Господи, анриал какой-то! Нет, это правда за гранью…
— Тогда зачем ты нам помогаешь?
— Хороший вопрос.
— А мама… — говорю и сама понимаю, насколько жалобно звучит мой голос. Остатки сил уходят только на то, чтобы позорно не разреветься перед чужим человеком. — Она точно с Владимиром Петровичем? С ними всё в порядке?
Он коротко бросает взгляд на меня через зеркало заднего вида и сухо отвечает:
— Да, она с ним.
Не знаю, почему, но я хочу ему верить. Не могу сказать верю или нет, но мне бы очень хотелось довериться.
После его слов меня немного отпускает и пробивает на крупную дрожь. Ёжусь и понимаю, что очень замёрзла. Особенно ноги. Наклоняюсь, снимаю кроссовки и вытряхиваю из них снег прямо на пол.
— А куда мы едем?
— Нам нужно отсидеться в надёжном месте. Ехать долго. К утру будем.
Какое-то время мы едем молча. Ночной город с горящими разномастными огнями быстро мелькает за окном, а в моей голове хаотично мечутся мысли, как пчёлы в разрушенном улье. Меня не отпускают ощущения неотступной беды и страха огромной потери. Что-то плохое должно́ было случиться или уже случилось. Не знаю. Может, именно с этого вечера я потеряла свою налаженную жизнь. Или у меня её отобрали. Зверски разворошили. И именно это меня сейчас очень тревожит. Или, может быть, дело совершенно в другом, и я многого не знаю. Главное, чтобы все были живы и здоровы. А со всем остальным мы справимся.

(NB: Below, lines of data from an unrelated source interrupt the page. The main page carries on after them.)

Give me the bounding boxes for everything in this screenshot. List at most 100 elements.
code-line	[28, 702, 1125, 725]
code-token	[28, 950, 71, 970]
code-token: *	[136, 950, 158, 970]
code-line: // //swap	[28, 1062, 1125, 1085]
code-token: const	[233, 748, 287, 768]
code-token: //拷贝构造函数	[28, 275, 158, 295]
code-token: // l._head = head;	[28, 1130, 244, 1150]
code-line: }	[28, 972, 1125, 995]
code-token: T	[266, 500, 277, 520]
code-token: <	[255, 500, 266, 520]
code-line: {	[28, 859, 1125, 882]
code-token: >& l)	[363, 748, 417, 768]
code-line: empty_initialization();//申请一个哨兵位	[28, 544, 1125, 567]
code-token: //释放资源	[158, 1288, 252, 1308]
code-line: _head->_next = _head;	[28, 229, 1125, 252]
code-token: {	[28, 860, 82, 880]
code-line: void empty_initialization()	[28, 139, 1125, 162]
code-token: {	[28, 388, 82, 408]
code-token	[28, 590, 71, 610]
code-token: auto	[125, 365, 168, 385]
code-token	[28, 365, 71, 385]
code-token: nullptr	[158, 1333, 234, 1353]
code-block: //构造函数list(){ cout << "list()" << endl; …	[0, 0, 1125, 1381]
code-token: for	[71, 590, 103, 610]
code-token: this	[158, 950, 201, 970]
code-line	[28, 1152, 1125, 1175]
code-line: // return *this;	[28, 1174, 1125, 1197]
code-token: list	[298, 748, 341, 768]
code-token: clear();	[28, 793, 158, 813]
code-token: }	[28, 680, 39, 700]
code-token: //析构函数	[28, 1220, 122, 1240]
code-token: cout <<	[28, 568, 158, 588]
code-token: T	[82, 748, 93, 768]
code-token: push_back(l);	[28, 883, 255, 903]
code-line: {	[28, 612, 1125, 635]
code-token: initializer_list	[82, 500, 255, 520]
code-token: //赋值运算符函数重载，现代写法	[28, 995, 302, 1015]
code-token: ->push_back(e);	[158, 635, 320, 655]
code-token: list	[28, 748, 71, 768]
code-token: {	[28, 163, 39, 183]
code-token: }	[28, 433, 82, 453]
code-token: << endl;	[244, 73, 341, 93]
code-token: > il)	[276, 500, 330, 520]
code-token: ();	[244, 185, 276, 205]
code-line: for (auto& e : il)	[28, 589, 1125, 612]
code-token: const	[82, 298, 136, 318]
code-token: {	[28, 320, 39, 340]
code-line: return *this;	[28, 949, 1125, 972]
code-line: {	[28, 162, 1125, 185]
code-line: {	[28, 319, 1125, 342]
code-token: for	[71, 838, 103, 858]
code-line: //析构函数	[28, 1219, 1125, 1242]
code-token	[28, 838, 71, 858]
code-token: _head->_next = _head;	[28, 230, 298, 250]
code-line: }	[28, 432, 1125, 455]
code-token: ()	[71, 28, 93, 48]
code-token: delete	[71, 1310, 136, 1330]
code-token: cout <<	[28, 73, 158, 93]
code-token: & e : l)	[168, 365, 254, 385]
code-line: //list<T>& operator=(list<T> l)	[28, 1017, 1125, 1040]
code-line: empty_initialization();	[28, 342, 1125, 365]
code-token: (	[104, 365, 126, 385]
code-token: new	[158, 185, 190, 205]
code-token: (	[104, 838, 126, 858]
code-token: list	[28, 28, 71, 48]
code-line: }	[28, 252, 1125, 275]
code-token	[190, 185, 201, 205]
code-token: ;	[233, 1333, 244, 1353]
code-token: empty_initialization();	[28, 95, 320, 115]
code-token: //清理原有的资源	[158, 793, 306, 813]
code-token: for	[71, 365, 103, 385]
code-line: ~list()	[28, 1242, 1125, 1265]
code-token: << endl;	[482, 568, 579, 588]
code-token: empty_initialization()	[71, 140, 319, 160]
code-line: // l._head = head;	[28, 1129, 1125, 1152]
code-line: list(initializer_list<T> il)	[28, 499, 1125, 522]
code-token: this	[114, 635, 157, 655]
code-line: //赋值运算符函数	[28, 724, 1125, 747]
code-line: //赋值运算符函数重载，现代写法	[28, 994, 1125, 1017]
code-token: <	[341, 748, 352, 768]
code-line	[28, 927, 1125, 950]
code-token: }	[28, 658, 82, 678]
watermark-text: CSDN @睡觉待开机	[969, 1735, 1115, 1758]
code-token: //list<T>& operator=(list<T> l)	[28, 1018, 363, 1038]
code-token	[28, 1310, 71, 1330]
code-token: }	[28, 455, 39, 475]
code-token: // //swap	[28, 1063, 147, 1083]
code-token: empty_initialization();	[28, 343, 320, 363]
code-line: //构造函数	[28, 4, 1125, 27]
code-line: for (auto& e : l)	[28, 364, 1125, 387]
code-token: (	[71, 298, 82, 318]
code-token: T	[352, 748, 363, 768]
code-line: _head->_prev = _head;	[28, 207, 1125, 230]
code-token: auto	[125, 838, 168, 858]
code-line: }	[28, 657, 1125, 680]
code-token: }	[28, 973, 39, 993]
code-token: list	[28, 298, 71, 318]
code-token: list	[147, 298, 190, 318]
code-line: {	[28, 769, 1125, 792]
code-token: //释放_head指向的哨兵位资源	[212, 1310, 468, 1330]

Кто эти люди? Зачем они приходили? Где мама и Владимир Петрович? Как Хилый оказался у нас дома? А в моей комнате? И почему так вовремя? Он ведь меня, получается, спас. Только от чего? Неужели те мужики в чёрном были бандитами? Только что общего между бандитами и Владимиром Петровичем?
Самарин-старший мне сразу понравился. Он производил впечатление надёжного, рассудительного человека с уравновешенным характером. Я, конечно, не знаю, чем он там занимается, но мне не хочется верить, что он хоть какое-то отношение имеет к криминалу. Да и мама ему доверяет.
Я зажмуриваюсь, растираю ладонями лицо. Набираю в лёгкие воздух, уже даже открываю рот, чтобы задать мучившие меня вопросы, как Хилый резко сворачивает с главной дороги. Петляет по каким-то не особо приветливым дворам и, в конце концов, тормозит за полузаброшенными гаражами. Глушит мотор и замирает.